I’ve been seeing a lot of recipes for simple, flourless pancakes lately. We’re not really the most healthy-recipe conscious household, but I was intrigued by this two-ingredient option.

It’s so simple that there’s not really a recipe. You mash up a banana, and you whisk it well into two eggs. Then you pour it into a skillet and resume the normal pancake-making process.

That’s it.

No flours or oils or other ingredients. Simple pancakes. (Though I will say that I started with a small banana and found I needed an additional small banana to get the right “batter” consistency, so watch for that.)

You might say, “Are these going to taste too much like bananas?” That was my concern, too, but I found they were not overly banana at all. Just enough, and just the right moist texture.

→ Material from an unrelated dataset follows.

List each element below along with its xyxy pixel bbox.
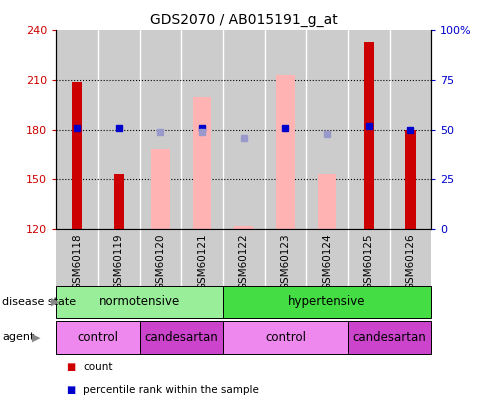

I was also worried this would turn out like some kind of horrible banana scrambled egg, omelet or frittata dish. Not in the least. Wowed by the results, I topped a short stack with a few blueberries and a little syrup, and I had a delicious breakfast. For people on the go, I could see topping a pancake with a little peanut butter, rolling it up and taking care of breakfast on a busy morning.

A lot of recipes sell “simple” and “healthy,” and many don’t deliver. This one does. For their simplicity, their nutrition and their delightful flavor and texture, I highly recommend trying banana pancakes.